Man on Man released their self-titled debut album via Polyvinyl Record Co. on May 7, 2021. Their second album "Provincetown" was released via Polyvinyl on June 16, 2023.

=== Film and TV scoring ===
Bottum composed the music for Craig Chester's gay romantic comedy film Adam & Steve (2005) and scored What Goes Up (2009). He also composed the music for the 2007 film Kabluey, starring Lisa Kudrow and Scott Prendergrast. Bottum scored Gigantic (2008), a film by Matt Aselton starring Zooey Deschanel and Paul Dano. In 2010, he scored the documentary Hit So Hard about drummer Patty Schemel. In 2010, Bottum also scored Fred: The Movie for Nickelodeon.
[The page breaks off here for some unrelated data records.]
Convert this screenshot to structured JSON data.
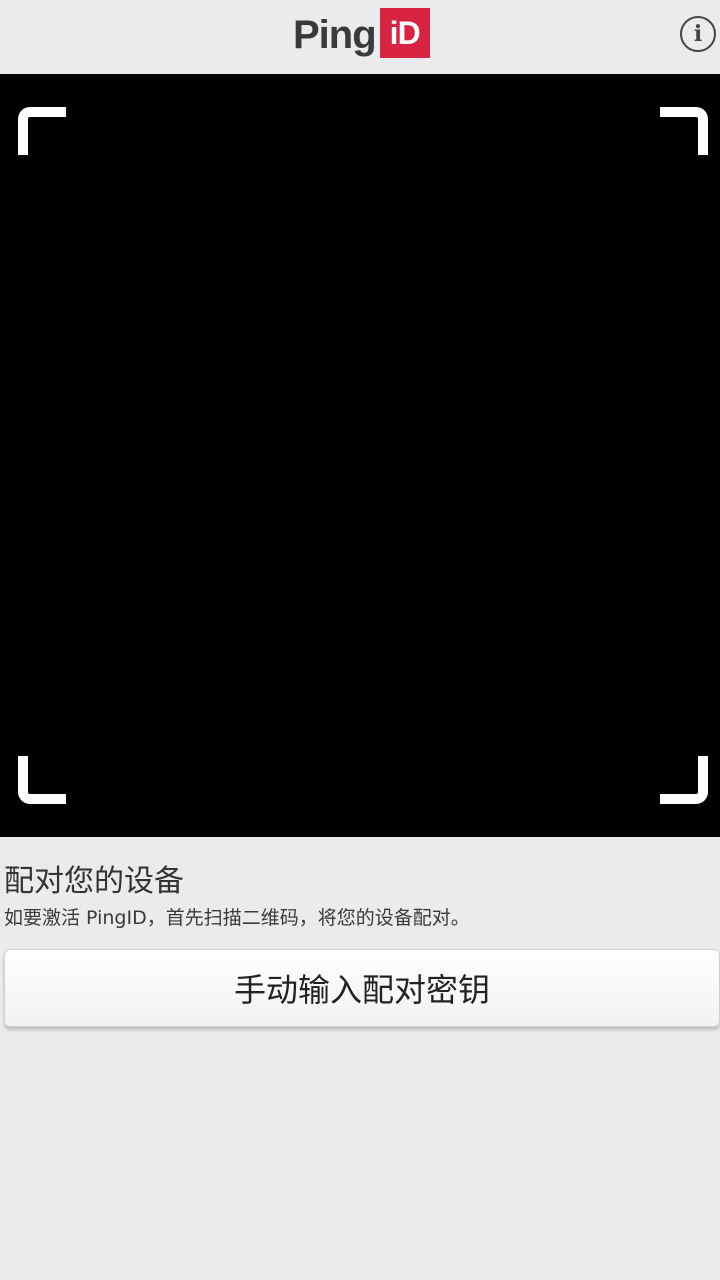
{
  "header": {
    "logo_text": "Ping",
    "logo_badge": "iD",
    "info_icon": "info-icon",
    "info_glyph": "i",
    "brand_color": "#d92342"
  },
  "scanner": {
    "background": "#000000",
    "frame_color": "#ffffff"
  },
  "pairing": {
    "title": "配对您的设备",
    "description": "如要激活 PingID，首先扫描二维码，将您的设备配对。",
    "manual_button_label": "手动输入配对密钥"
  }
}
He has gone on to score the sequel to that film and Fred: The Show for the same network.

== Personal life ==
Bottum revealed his homosexuality in a 1993 interview with Lance Loud for The Advocate. In a 2001 interview in The Advocate, Bottum stated that "I would never have thought as a gay teen I'd be in a band that would be considered heavy metal or hard rock."

A 1999 article in The Advocate said of Imperial Teen, "With lyrical allusions to wearing lipstick and male pronouns used to address love objects, Imperial Teen serves up a gay sensibility that ordinarily surfaces only from straight bands like Pulp or Pizzicato Five." Bottum noted: "I think there's a resistance from gay artists to go that route just because it's so predictable. But it is annoying to see bands play it as safe as they do these days."

Before he came out as gay, Bottum was involved in a brief heterosexual relationship with Courtney Love in the early 1980s, concurrent with the time she sang for Faith No More. The two remain friends decades later.